Un mondo senza fumo. A prevederlo è Eugenio Sidoli, ad Philip Morris Italia che, proprio in vista di questo traguardo, sta cambiando pelle. «È in corso una rivoluzione che porterà all'abbandono delle sigarette a favore di prodotti meno dannosi per la salute che non bruciano tabacco e dunque non producono fumo» racconta il manager al Giornale. Eliminando la combustione si rimuove la fonte dei principali danni causati dalle sigarette. «Per 150 anni l'industria del tabacco è rimasta immutabile, ferma sugli stessi prodotti e processi produttivi. Oggi è in discussione il modello di business: prodotto, ciclo produttivo e anche la rete commerciale che, con i nuovi strumenti digitali, non può restare confinata alle tabaccherie ma ha bisogno di spazi diversi».
Largo quindi a boutique dedicate, una ventina circa in Italia, dove capire come funzionano i rivoluzionari apparecchi; spazio a coach personali, a chat e call center per risolvere gli eventuali dubbi o i primi impacci col prodotto. E, infine, a una app che, nel giro di due ore, recapita nelle maggiori città italiane IQOS, l'apparecchio brevettato da Philip Morris che riscalda il tabacco senza bruciarlo. Per il cliente il piacere, o se si preferisce il vizio, rimane, ma è meno dannoso per la sua salute e per quella di chi gli sta intorno rispetto alla classica bionda. «Gli studi clinici mostrano che i biomarcatori misurati nei fumatori passati all'IQOS si avvicinano molto a quelli osservati nei fumatori che hanno smesso per la durata dell'analisi» racconta Sidoli. Per il territorio invece la metamorfosi in corso può portare nuove occasioni di lavoro. Quanto allo Stato infine, nessun rischio, i flussi continueranno abbondanti: le accise sui nuovi prodotti pesano per il 30% oltre l'Iva, la metà rispetto alle sigarette combustibili (al 59%), ma sempre tre volte tanto le imposte sugli altri tabacchi non da fumo (ad esempio quello da fiuto).
L'Italia, in questo scenario, è all'avanguardia. A Bologna, o meglio nella Valsamoggia a Crespellano, Philip Morris ha investito, negli ultimi cinque anni, circa un miliardo di euro per dare vita a un polo in grado di produrre 55-60 miliardi all'anno di "heatstick" di tabacco, le ricariche per IQOS) destinate ai negozi italiani e alle vetrine di buona parte del mondo in cui la trasformazione è in atto (al momento le fabbriche in via di conversione sono 3 su 48). Non solo: «Il centro tecnologico 4.0 di Bologna è stato preso come modello di produzione per la trasformazione delle aziende estere. Una scelta che porterà a un incremento dell'indotto sull'intero territorio, a iniziare dalle eccellenze manifatturiere che sono nostre partner», dice Sidoli.
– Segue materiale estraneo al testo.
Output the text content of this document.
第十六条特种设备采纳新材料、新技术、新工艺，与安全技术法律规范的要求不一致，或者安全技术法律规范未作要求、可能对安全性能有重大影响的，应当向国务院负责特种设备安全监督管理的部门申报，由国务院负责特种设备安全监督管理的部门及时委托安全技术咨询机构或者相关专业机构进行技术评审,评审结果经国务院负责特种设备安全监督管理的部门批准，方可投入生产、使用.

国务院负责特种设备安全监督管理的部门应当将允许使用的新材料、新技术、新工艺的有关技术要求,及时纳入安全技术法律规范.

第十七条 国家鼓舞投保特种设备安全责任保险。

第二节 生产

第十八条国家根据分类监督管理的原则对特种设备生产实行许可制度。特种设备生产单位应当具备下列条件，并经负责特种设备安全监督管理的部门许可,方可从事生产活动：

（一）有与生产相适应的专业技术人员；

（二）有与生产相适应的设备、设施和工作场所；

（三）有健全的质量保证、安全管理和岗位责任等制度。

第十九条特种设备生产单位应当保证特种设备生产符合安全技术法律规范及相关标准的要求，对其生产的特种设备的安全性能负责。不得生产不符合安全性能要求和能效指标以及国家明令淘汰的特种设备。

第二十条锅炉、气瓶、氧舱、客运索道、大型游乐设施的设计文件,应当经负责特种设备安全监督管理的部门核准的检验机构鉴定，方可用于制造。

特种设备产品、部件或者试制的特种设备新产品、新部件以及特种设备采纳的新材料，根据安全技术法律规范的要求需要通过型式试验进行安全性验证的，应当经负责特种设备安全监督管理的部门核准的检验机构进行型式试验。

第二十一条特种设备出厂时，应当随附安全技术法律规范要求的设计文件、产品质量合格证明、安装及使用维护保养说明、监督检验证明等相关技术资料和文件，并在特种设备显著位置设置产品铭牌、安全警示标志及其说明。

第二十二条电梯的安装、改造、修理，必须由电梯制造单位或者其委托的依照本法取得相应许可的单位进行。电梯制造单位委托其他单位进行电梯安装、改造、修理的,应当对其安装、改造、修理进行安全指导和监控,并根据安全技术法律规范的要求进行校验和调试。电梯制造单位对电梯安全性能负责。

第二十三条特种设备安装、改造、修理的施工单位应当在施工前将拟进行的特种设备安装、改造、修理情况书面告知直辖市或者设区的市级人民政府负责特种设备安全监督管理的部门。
Per ora IQOS ha già convertito in Italia oltre 250mila degli 11,7 milioni di fumatori adulti, e nel mondo ha convinto quasi 7 milioni di persone a spegnere l'ultima sigaretta. «Ci sono ancora 1,1 miliardi di fumatori nel mondo: una fetta di popolazione enorme e fortunatamente in rapida evoluzione verso prodotti meno dannosi per la salute» dice Sidoli. Per questo «altri concorrenti si stanno muovendo in questa direzione, anche se con tecnologie che offrono esperienze diverse dalla nostra. C'è spazio per tutti.
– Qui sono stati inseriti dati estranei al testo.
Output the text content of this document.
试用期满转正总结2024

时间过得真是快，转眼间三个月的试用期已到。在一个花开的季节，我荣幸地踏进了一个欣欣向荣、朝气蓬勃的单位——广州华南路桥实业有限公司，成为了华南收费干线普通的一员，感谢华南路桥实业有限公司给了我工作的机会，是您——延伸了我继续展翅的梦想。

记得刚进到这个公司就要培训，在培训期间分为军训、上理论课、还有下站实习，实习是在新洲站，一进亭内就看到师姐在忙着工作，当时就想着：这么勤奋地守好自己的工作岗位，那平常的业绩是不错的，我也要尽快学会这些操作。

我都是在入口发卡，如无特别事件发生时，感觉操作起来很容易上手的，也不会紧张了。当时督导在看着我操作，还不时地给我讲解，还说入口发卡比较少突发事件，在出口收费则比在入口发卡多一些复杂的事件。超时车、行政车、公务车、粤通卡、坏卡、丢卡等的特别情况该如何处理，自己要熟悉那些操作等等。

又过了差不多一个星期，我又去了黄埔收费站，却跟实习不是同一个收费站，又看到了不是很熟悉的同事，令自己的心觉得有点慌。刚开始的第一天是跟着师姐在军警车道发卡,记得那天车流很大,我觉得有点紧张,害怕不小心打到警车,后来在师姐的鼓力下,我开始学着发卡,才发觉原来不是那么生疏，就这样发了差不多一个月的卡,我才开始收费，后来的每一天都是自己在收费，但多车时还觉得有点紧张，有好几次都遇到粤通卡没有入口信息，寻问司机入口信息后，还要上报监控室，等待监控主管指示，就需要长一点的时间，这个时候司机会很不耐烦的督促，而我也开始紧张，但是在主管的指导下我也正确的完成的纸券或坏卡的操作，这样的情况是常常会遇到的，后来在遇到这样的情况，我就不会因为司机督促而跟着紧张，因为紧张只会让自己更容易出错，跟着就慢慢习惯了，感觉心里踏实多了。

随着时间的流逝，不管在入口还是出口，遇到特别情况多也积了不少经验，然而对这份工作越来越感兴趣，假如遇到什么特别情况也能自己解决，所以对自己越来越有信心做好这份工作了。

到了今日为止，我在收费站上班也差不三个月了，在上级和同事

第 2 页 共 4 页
In ogni caso, godiamo del vantaggio di aver dato il via alla rivoluzione IQOS imparando rapidamente dai nostri errori» commenta Sidoli secondo cui, nel giro di qualche lustro, i soli a rimanere sul mercato delle sigarette combustibili saranno piccoli produttori locali privi delle risorse per investire in ricerca e sviluppo a cui invecePhilip Morris ha destinato, nel tempo, oltre tre miliardi di dollari.